3/8 gap is not that big of a deal. You can just shingle right over it, make sure not to nail in the gaps. You can also leave your metal in place just nail both sides securely. I have shingle plank decks over the years with gaps much larger than 3/8 and have never had any problems.
I’m curious as to why you have what looks like a vertical seam that isn’t on a rafter.
Oh man. I wish I could come up with a less embarrassing answer to that question. It made me review requirements. Staggering the sheets I managed to get right. But I missed the fact that H-clips are only for horizontal seams and that verticals should always be cut to the rafters. Hmm. I imagine my solution to that would be to lose the clips, go into the attic and temp-set flush plywood joiners, then back topside to secure them with deck screws.
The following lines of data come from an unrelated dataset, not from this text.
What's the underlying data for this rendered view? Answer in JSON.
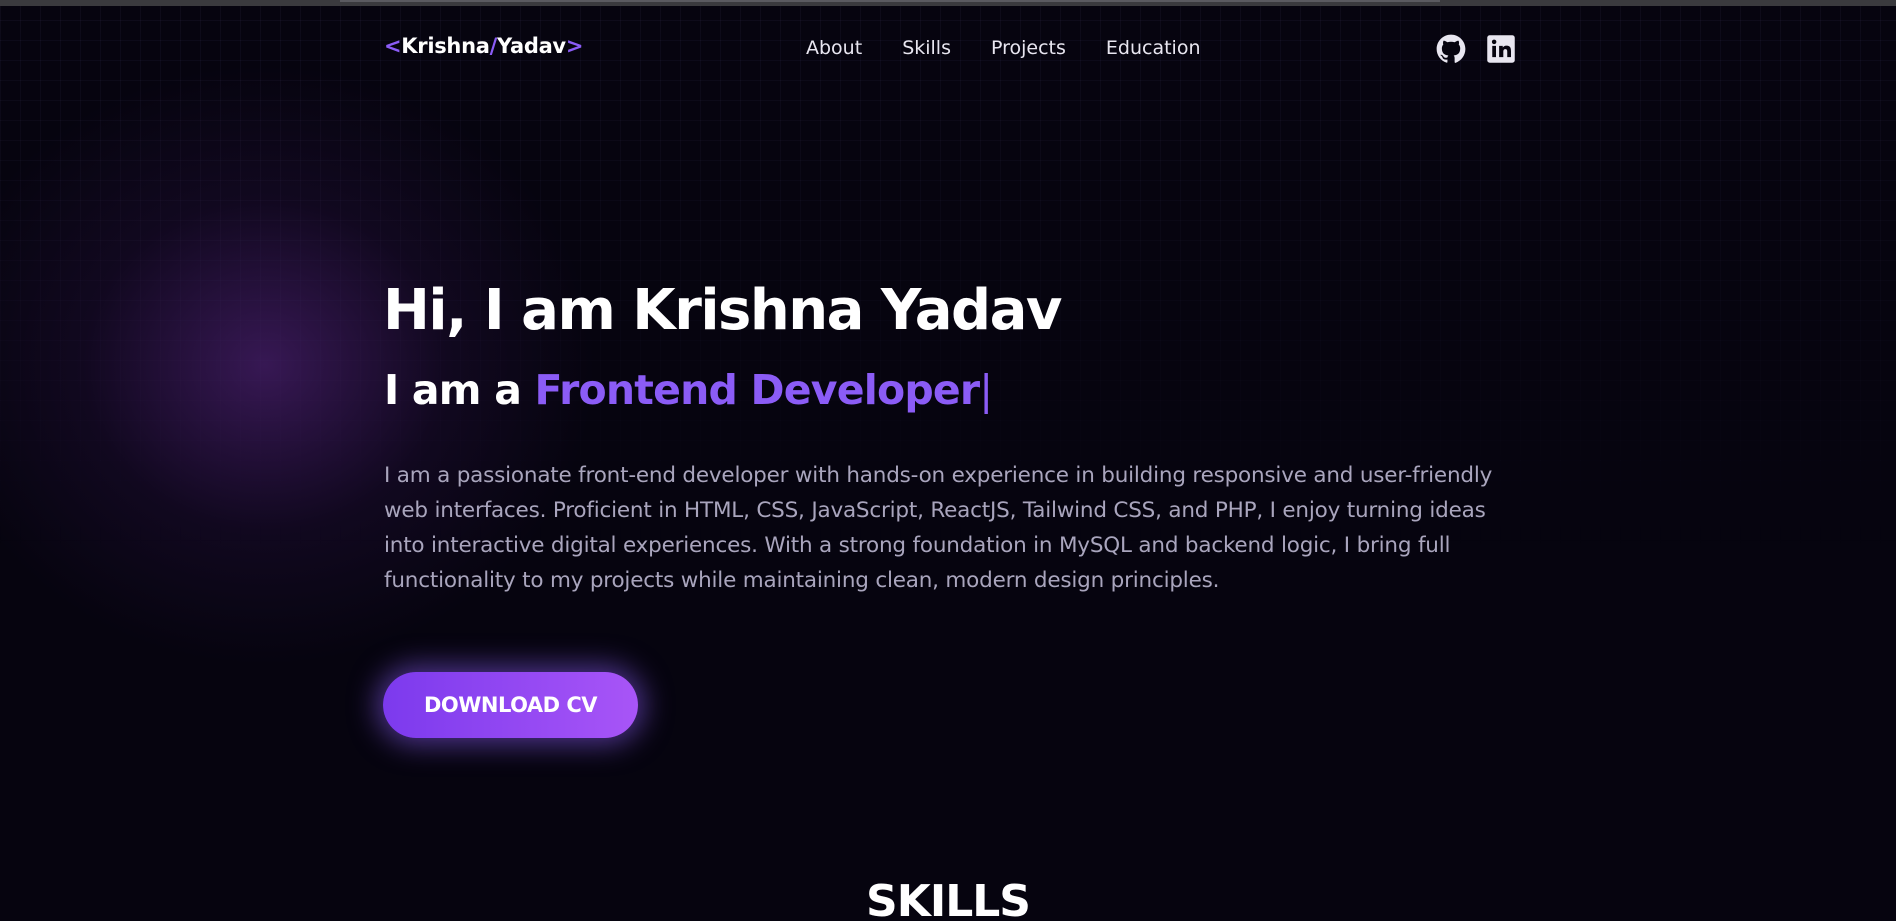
{
  "header": {
    "logo": {
      "open_bracket": "<",
      "first_name": "Krishna",
      "slash": "/",
      "last_name": "Yadav",
      "close_bracket": ">"
    },
    "nav": [
      {
        "label": "About"
      },
      {
        "label": "Skills"
      },
      {
        "label": "Projects"
      },
      {
        "label": "Education"
      }
    ],
    "social": [
      {
        "icon": "github-icon"
      },
      {
        "icon": "linkedin-icon"
      }
    ]
  },
  "hero": {
    "title": "Hi, I am Krishna Yadav",
    "subtitle_prefix": "I am a ",
    "subtitle_role": "Frontend Developer",
    "subtitle_cursor": "|",
    "description": "I am a passionate front-end developer with hands-on experience in building responsive and user-friendly web interfaces. Proficient in HTML, CSS, JavaScript, ReactJS, Tailwind CSS, and PHP, I enjoy turning ideas into interactive digital experiences. With a strong foundation in MySQL and backend logic, I bring full functionality to my projects while maintaining clean, modern design principles.",
    "cta_label": "DOWNLOAD CV"
  },
  "skills": {
    "heading": "SKILLS"
  },
  "colors": {
    "accent": "#8b5cf6",
    "background": "#06040f",
    "text": "#ffffff",
    "muted_text": "#a9a5bd"
  }
}
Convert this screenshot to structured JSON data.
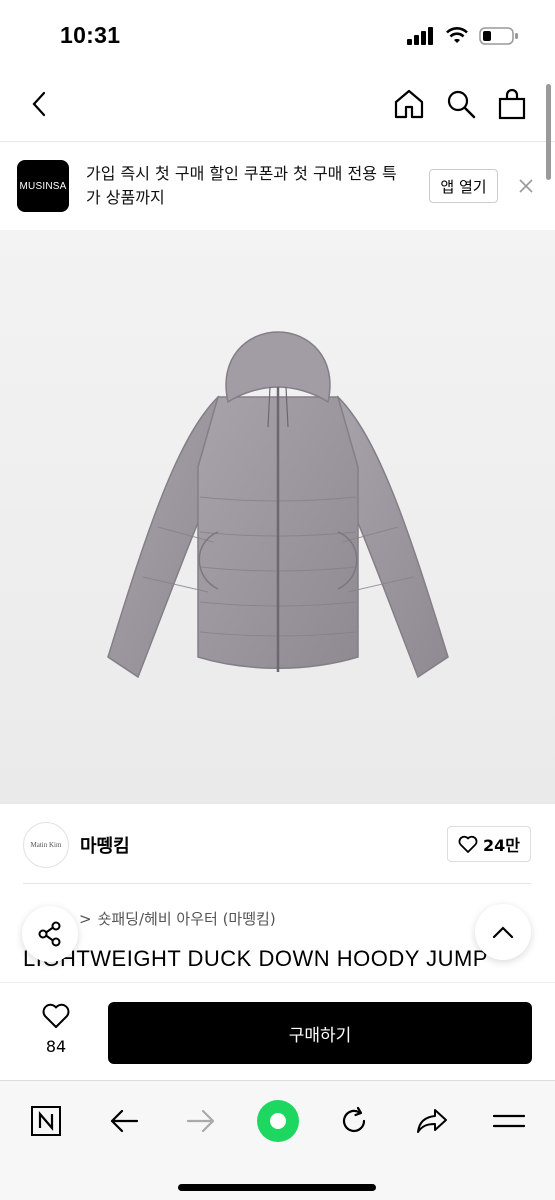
{
  "status": {
    "time": "10:31"
  },
  "banner": {
    "logo_text": "MUSINSA",
    "message": "가입 즉시 첫 구매 할인 쿠폰과 첫 구매 전용 특가 상품까지",
    "open_label": "앱 열기"
  },
  "brand": {
    "logo_text": "Matin Kim",
    "name": "마뗑킴",
    "likes": "24만"
  },
  "product": {
    "breadcrumb_category": "숏패딩/헤비 아우터 (마뗑킴)",
    "title": "LIGHTWEIGHT DUCK DOWN HOODY JUMP"
  },
  "buy_bar": {
    "wish_count": "84",
    "buy_label": "구매하기"
  },
  "icons": {
    "back": "chevron-left-icon",
    "home": "home-icon",
    "search": "search-icon",
    "cart": "bag-icon"
  },
  "colors": {
    "accent_green": "#1ed760",
    "jacket": "#9a959c"
  }
}
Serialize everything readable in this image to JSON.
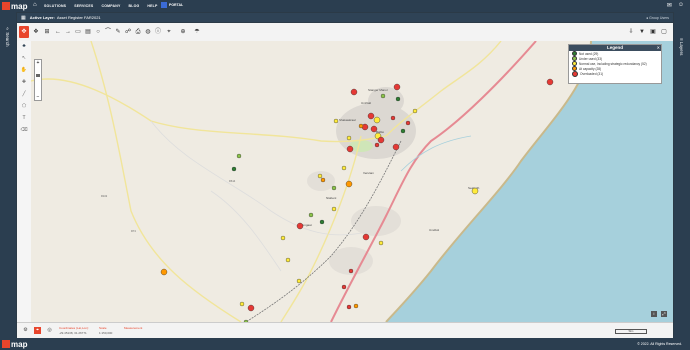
{
  "brand": {
    "logo_text": "map"
  },
  "nav": {
    "items": [
      "SOLUTIONS",
      "SERVICES",
      "COMPANY",
      "BLOG",
      "HELP"
    ],
    "portal": "PORTAL"
  },
  "layer": {
    "label": "Active Layer:",
    "value": "Asset Register FAR2021",
    "group_label": "Group Users"
  },
  "sidebar": {
    "search_tab": "Search",
    "layers_tab": "Layers"
  },
  "legend": {
    "title": "Legend",
    "items": [
      {
        "label": "Not used (29)",
        "color": "#2e7d32"
      },
      {
        "label": "Under used (33)",
        "color": "#8bc34a"
      },
      {
        "label": "Normal use, including strategic redundancy (52)",
        "color": "#ffeb3b"
      },
      {
        "label": "At capacity (28)",
        "color": "#ff9800"
      },
      {
        "label": "Overloaded (31)",
        "color": "#e53935"
      }
    ]
  },
  "map": {
    "places": [
      "Stanger Manor",
      "Ballito",
      "Shakaskraal",
      "Ntabeni",
      "Tongaat",
      "Umhlali",
      "Salt Rock",
      "Seaforth",
      "Verulam",
      "Umdloti",
      "Driefontein",
      "Redcliffe",
      "Hazelmere",
      "Ottawa",
      "Waterloo",
      "Umhloti Beach",
      "Sheffield Beach",
      "Compensation"
    ],
    "road_labels": [
      "R102",
      "R614",
      "R74",
      "M4",
      "N2"
    ]
  },
  "bottombar": {
    "coordinates_label": "Coordinates (Lat,Lon):",
    "coordinates_value": "-29.45138, 31.26771",
    "scale_label": "Scale",
    "scale_value": "1:150,000",
    "measurement_label": "Measurement",
    "scale_bar": "5km"
  },
  "footer": {
    "copyright": "© 2022. All Rights Reserved."
  },
  "colors": {
    "accent": "#e8452c",
    "navbar": "#2b3e50",
    "sea": "#a6d0dc",
    "land": "#efebe2"
  }
}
Acceptable?
Cut along rafters and put a piece in (spanning 3 rafters)
2x4 blocking in the attic would work 4 per 4’, but replacing the sheet would be better. H clips defiantly won’t work once the roof heats up, the sheet will curl up.
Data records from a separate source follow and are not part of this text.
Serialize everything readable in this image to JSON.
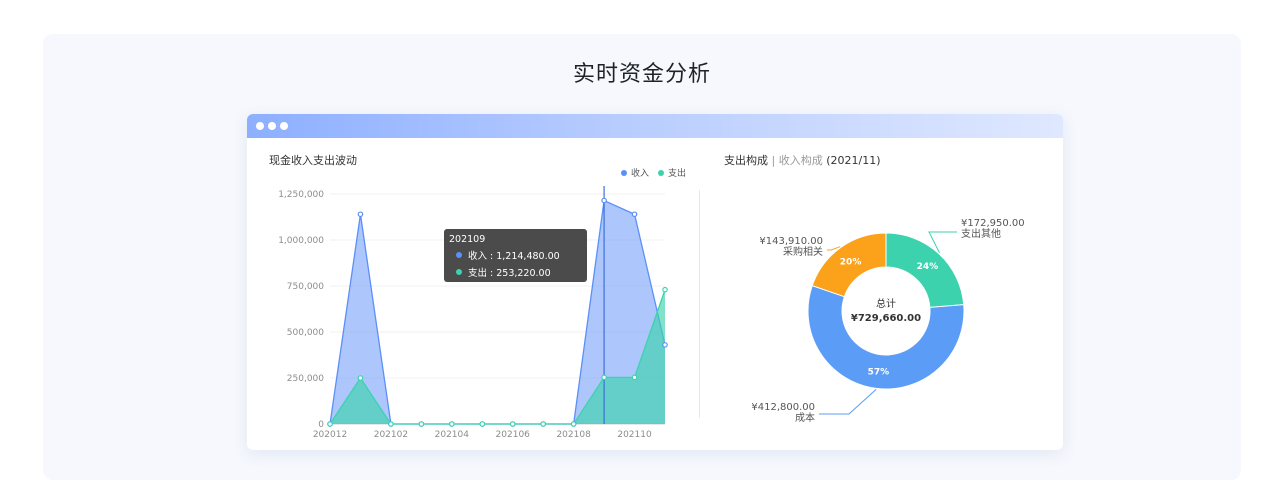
{
  "page_title": "实时资金分析",
  "window": {
    "dots": 3
  },
  "left_panel": {
    "title": "现金收入支出波动",
    "legend": [
      {
        "label": "收入",
        "color": "#5b8ff9"
      },
      {
        "label": "支出",
        "color": "#3dd2ae"
      }
    ],
    "tooltip": {
      "period": "202109",
      "rows": [
        {
          "label": "收入 : 1,214,480.00",
          "color": "#5b8ff9"
        },
        {
          "label": "支出 : 253,220.00",
          "color": "#3dd2ae"
        }
      ]
    }
  },
  "right_panel": {
    "title_active": "支出构成",
    "title_separator": " | ",
    "title_inactive": "收入构成",
    "title_period": " (2021/11)",
    "donut_center": {
      "line1": "总计",
      "line2": "¥729,660.00"
    }
  },
  "chart_data": [
    {
      "type": "area",
      "x": [
        "202012",
        "202101",
        "202102",
        "202103",
        "202104",
        "202105",
        "202106",
        "202107",
        "202108",
        "202109",
        "202110",
        "202111"
      ],
      "x_tick_labels": [
        "202012",
        "202102",
        "202104",
        "202106",
        "202108",
        "202110"
      ],
      "y_tick_labels": [
        "0",
        "250,000",
        "500,000",
        "750,000",
        "1,000,000",
        "1,250,000"
      ],
      "ylim": [
        0,
        1250000
      ],
      "grid": true,
      "legend_position": "top-right",
      "series": [
        {
          "name": "收入",
          "color": "#5b8ff9",
          "values": [
            0,
            1140000,
            0,
            0,
            0,
            0,
            0,
            0,
            0,
            1214480,
            1140000,
            430000
          ]
        },
        {
          "name": "支出",
          "color": "#3dd2ae",
          "values": [
            0,
            250000,
            0,
            0,
            0,
            0,
            0,
            0,
            0,
            253220,
            253220,
            730000
          ]
        }
      ],
      "highlight_index": 9
    },
    {
      "type": "pie",
      "slices": [
        {
          "label": "支出其他",
          "amount": "¥172,950.00",
          "value": 172950,
          "percent": "24%",
          "color": "#3dd2ae"
        },
        {
          "label": "成本",
          "amount": "¥412,800.00",
          "value": 412800,
          "percent": "57%",
          "color": "#5b9cf6"
        },
        {
          "label": "采购相关",
          "amount": "¥143,910.00",
          "value": 143910,
          "percent": "20%",
          "color": "#fca11a"
        }
      ]
    }
  ]
}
It’s been a long day. That, plus the senility affect my cognition time to time
I forgot to mention this is an old open-sheath roof. I did a full tear-off but the 1x4’s are still there. That’s why I decided to run the full sheets! The H-clips on vertical seams I placed for additional support and each is between a 1x4 which spans the rafters. Also there’s a deck screw each end intersection of top deck and 1x4. Like I said, long day today.
Even though you are going over lath you still need to break the horizontal seams on rafters, too many don’t do this and the sheeting pops up later.
If already installed you can screw down the horizontal seams that miss rafters, this is not as good as breaking on the trusses but is adequate.
You don’t need to use H-clips when sheeting over lath either.
Additional question. Did not find specifically mentioned by product instructions, but saw instances in GAF Stormguard YouTube videos where the valley is laid over the eave pieces, as my picture shows I’ve done. But before i call this stage finished I want to verify this is correct. It seems backward to me as water can flow underneath the valley piece. Shouldn’t the horizontal eave Stormguard drain onto the valley Stormguard as all the other underlayment (Tyvek) will?
Keep nails 12" out of center of the valley.
Yes thanks, I got sloppy with that one temp nail. But what about the valley underlayment? Any suggestions there?
Can’t really tell what I am looking at from that picture.